Minnesota public defenders 'drowning' in cases, seek more funding

Minnesota public defenders are quitting at rates not seen in years.

Minnesota public defenders are quitting at rates not seen in years, and their colleagues describe a cascading workload that is forcing their clients to sit in jail for longer periods.

The Board of Public Defense is seeking $50 million through a supplemental budget request to state lawmakers, of which $29 million would fund 250 new hires, while $21 million would boost salaries. 

A key House lawmaker said she would push funding during the 2022 legislative session.

"I, like many of my colleagues, am drowning. The case loads are brutal and so is the workload," Brenda Lightbody, an assistant public defender in Dakota County, told the House Judiciary Committee on Tuesday. "Unhappy and stressed and demoralized public defenders cannot properly serve our clients. And be clear -- we want to serve our clients."

Public defenders handle more than 150,000 cases a year for low-income people who are accused of crimes and cannot afford a private attorney.

Public defenders have voiced complaints about low pay for years, though the pandemic has intensified the staffing woes. The starting salary is $65,000, compared with a salary of nearly $70,000 in a prosecutor's office, according to Board of Public Defense data. Because of the staffing shortage, the board has been hiring contract attorneys to handle some cases.
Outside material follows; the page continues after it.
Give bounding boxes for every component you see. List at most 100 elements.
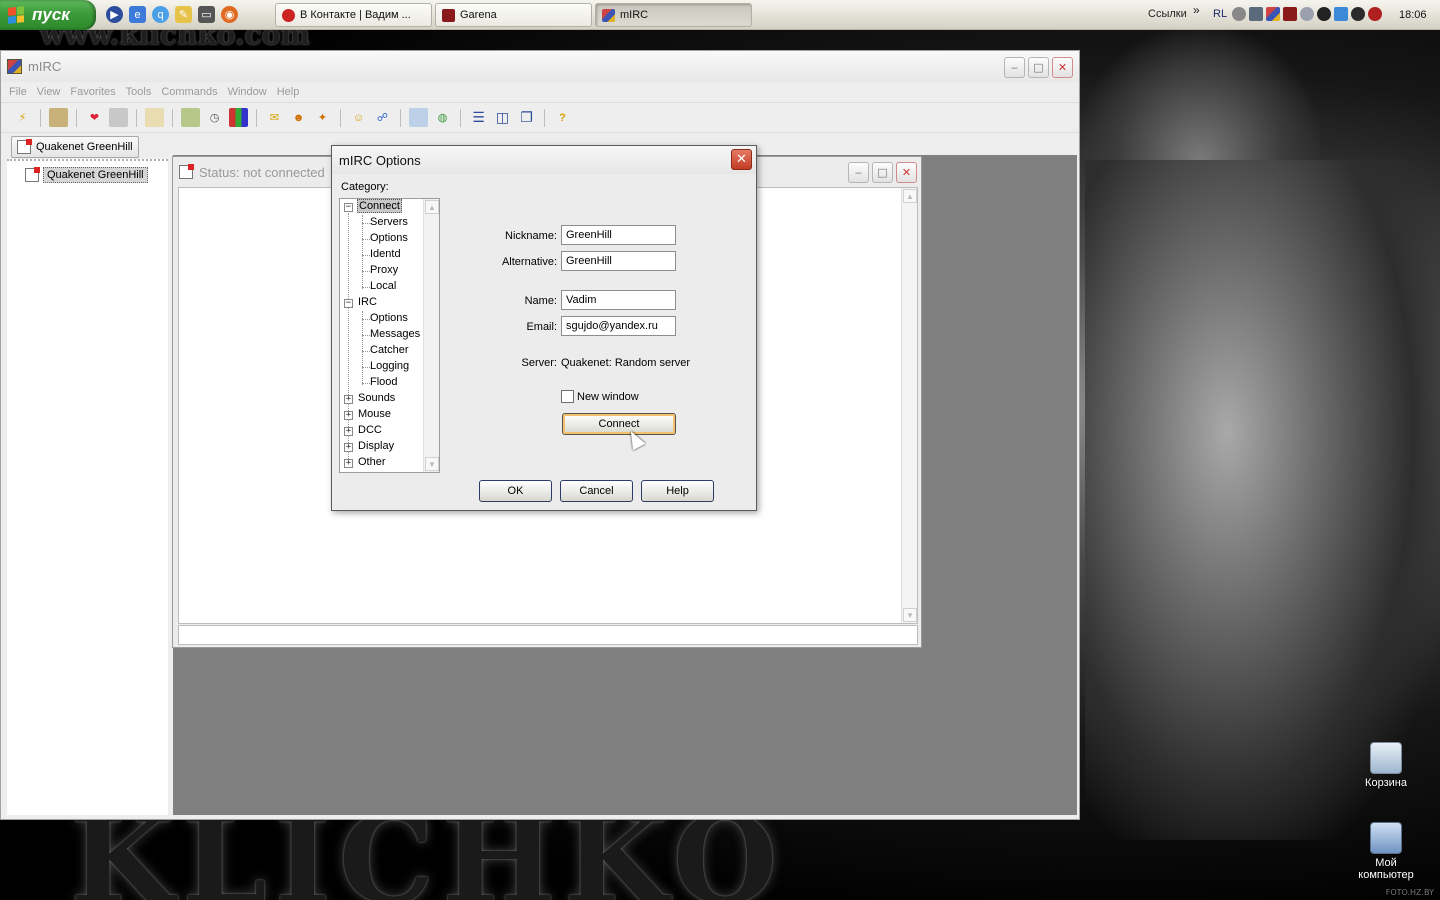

In 2021, 56 public defenders resigned, the highest quit rate in at least several years. Few people are applying for the open positions. The number of applications plummeted during the last months of 2021 compared with previous years, according to Board of Public Defense data.
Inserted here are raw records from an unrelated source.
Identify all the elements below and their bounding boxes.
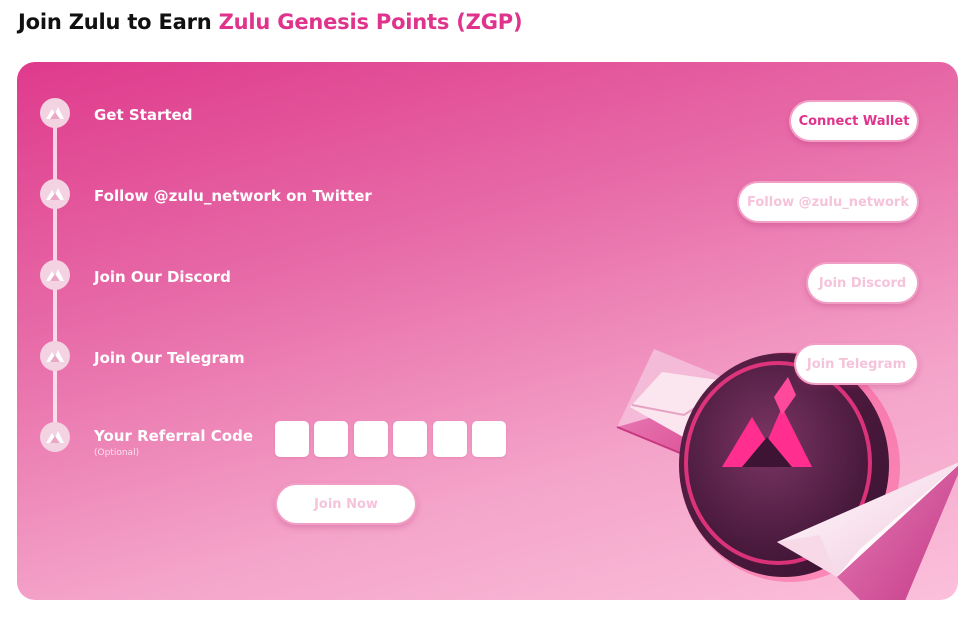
join-discord-button[interactable]: Join Discord — [806, 262, 919, 304]
referral-code-box-2[interactable] — [314, 421, 348, 457]
join-telegram-button[interactable]: Join Telegram — [794, 343, 919, 385]
rewards-illustration — [616, 349, 958, 600]
step-label-join-telegram: Join Our Telegram — [94, 349, 245, 367]
step-label-follow-twitter: Follow @zulu_network on Twitter — [94, 187, 372, 205]
zulu-logo-icon — [40, 341, 70, 371]
referral-code-box-3[interactable] — [354, 421, 388, 457]
referral-code-box-5[interactable] — [433, 421, 467, 457]
zulu-logo-icon — [40, 260, 70, 290]
step-label-join-discord: Join Our Discord — [94, 268, 231, 286]
page-title-prefix: Join Zulu to Earn — [18, 10, 219, 34]
zulu-logo-icon — [40, 98, 70, 128]
zulu-logo-icon — [40, 422, 70, 452]
referral-code-box-4[interactable] — [393, 421, 427, 457]
step-label-get-started: Get Started — [94, 106, 193, 124]
step-label-referral-code: Your Referral Code — [94, 427, 254, 445]
onboarding-card: Get Started Follow @zulu_network on Twit… — [17, 62, 958, 600]
referral-code-box-1[interactable] — [275, 421, 309, 457]
page-title-accent: Zulu Genesis Points (ZGP) — [218, 10, 523, 34]
join-now-button[interactable]: Join Now — [275, 483, 417, 525]
connect-wallet-button[interactable]: Connect Wallet — [789, 100, 919, 142]
page-title: Join Zulu to Earn Zulu Genesis Points (Z… — [18, 10, 523, 34]
follow-twitter-button[interactable]: Follow @zulu_network — [737, 181, 919, 223]
zulu-logo-icon — [40, 179, 70, 209]
step-sublabel-optional: (Optional) — [94, 448, 140, 458]
referral-code-box-6[interactable] — [472, 421, 506, 457]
Benchmarked against national standards, Minnesota has 75 percent of the attorney staffing and 60 percent of support staffing needed to handle current caseloads, the board's data indicate.

"The morale is the lowest I've seen it in my 10 years," said Ginny Barron, an assistant public defender in southwest Minnesota. Barron said her managers have encouraged public defenders not to review all potential evidence and to plead their cases to reduce the workload.

State Public Defender Bill Ward did not address those concerns during the hearing.

The staffing crunch is also hitting Civil Legal Services, which represents low-income people in civil cases like evictions. About 32 percent of its staff have left over the past two years, administrators said. 

Civil Legal Services is asking lawmakers for $4.3 million to increase the average attorney salary to $65,000 from the current $60,335.

State Rep. Jamie Becker-Finn, the House Judiciary chairwoman, said she would propose a funding increase during the session that starts Jan. 31. The state budget surplus, projected at $7.7 billion, can support it, she said.

"I fully expect we will be seeking supplemental budget items this year given the surplus and everything else that is going on and -- obviously, what we heard today – the need that is there," Becker-Finn, DFL-Roseville, said at the end of Tuesday's hearing.